# Chess Data Preparation
 - We will only extract required information from games, reducing the size to a reasonable level.

In [4]:
url = "https://database.lichess.org/standard/lichess_db_standard_rated_2023-10.pgn.zst" #set url here
lichessDataLength = 94922297 #how many games are in there (for progressbar)

filename = url.split("/")[-1]
dataMonth = filename.split(".")[0].split("_")[-1]

## Setup Environment
 - Installing dependencies
 - Downloading dataset

In [None]:
!pip install chess zstandard

In [None]:
print(f"Downloading of Month: {dataMonth}...")
!wget $url
print("Done!")

## Data Extraction

### Importing stuff and defining functions

In [2]:
import os, json
#from time import perf_counter
from zstandard import ZstdDecompressor
from io import TextIOWrapper
from tqdm.notebook import tqdm
from time import sleep

In [3]:
def getAverageRating(whiteElo, blackElo):
  if (blackElo == 0) or (whiteElo == 0):
    return blackElo or whiteElo
  else:
    return int((whiteElo + blackElo) / 2)
  
def getVal(pgnMetadataStr, isNumber=True):
  result = pgnMetadataStr.split('"')[1]
  if isNumber:
    result = int(result.replace("?", "0"))
  else:
    result = result.replace("?", "Unknown Opening")
  return result

def processGame(readableStuff):
  while True:

    currentLine = readableStuff.readline().lstrip("\ufeff")
    if currentLine == "":
      return None #EOF
    else:
      currentLine = currentLine.strip() #Still data here, proceed with processing.

    #Extract data
    if currentLine.startswith("1."):

      assert (bool(whiteElo) and bool(blackElo) and bool(opening)), "Game seems to be incomplete!, Unable to extract ELO Properly!"
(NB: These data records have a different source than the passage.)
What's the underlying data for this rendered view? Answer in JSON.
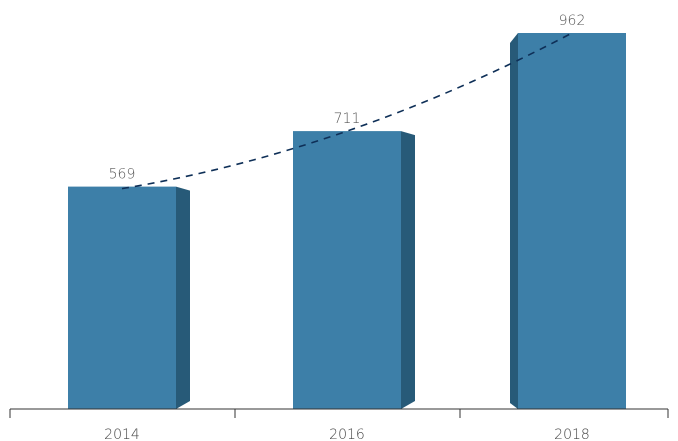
{
  "chart_data": {
    "type": "bar",
    "categories": [
      "2014",
      "2016",
      "2018"
    ],
    "values": [
      569,
      711,
      962
    ],
    "title": "",
    "xlabel": "",
    "ylabel": "",
    "ylim": [
      0,
      962
    ],
    "grid": false,
    "legend": "none",
    "trendline": "dashed",
    "colors": {
      "bar_front": "#3d7fa8",
      "bar_side": "#275a78",
      "trend": "#0e2f57",
      "axis": "#333333",
      "text": "#555555"
    }
  }
}
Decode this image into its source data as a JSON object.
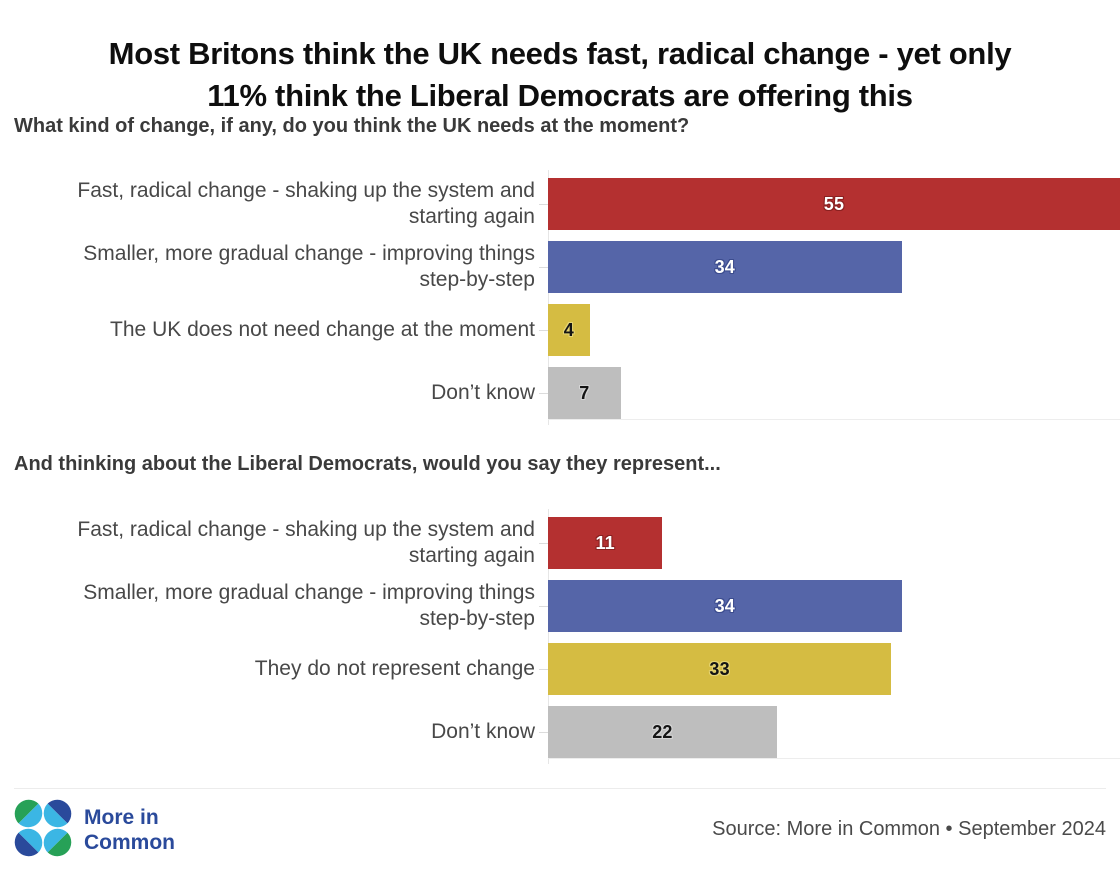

      result = [getAverageRating(whiteElo, blackElo), opening]
      whiteElo, blackElo, opening = None, None, None
      return result
    
    elif currentLine.startswith("[WhiteElo"):
      whiteElo = getVal(currentLine)
    elif currentLine.startswith("[BlackElo"):
      blackElo = getVal(currentLine)
    elif currentLine.startswith("[Opening"):
      opening = getVal(currentLine, isNumber=False)

    else:
      pass

## Actual Processing

Decompression: https://python-zstandard.readthedocs.io/en/latest/decompressor.html#zstddecompressionreader

In [4]:
#startTime = perf_counter()
progressBar = tqdm(total=lichessDataLength)

print("Initializing file...")
with open(filename, "rb") as zstfile:
  decompressor = ZstdDecompressor()

  reader = decompressor.stream_reader(zstfile)
  textStream = TextIOWrapper(reader, encoding='utf-8')

  #pgn = textStream
  #gameList = []
  gamesDict = {}

  updateEvery = 10000
  counter = 0

  print("Starting data processing...")

  while True:
    #readStart = perf_counter()
    result = processGame(textStream)
    if result is None:
      break
    else:
      avgRating, opening = result
      
    if opening in gamesDict:
      gamesDict[opening].append(avgRating)
    else:
      gamesDict[opening] = [avgRating]

    counter += 1
    #complete = perf_counter()

    #print(f"Read: {round((processStart - readStart)*1000, 4)}ms, Process: {round((complete - processStart)*1000, 4)}ms, Total: {round((complete - readStart)*1000, 4)}ms")
    #Note: 90% of the time is spent on reading the game using the library, so don't bother optimizing the rest.
    #Note: Actually, no, its on the zstandard library, which is quite slow when compared to the CLI version.
    
    if counter == updateEvery:
      progressBar.update(updateEvery)
      counter = 0
  progressBar.update(counter)
  sleep(1)
  progressBar.close()
  print("Finally Done!")
  #endTime = perf_counter()
  #print(f"Parsed {len(gameList)} games in {round(endTime - startTime, 2)} seconds.")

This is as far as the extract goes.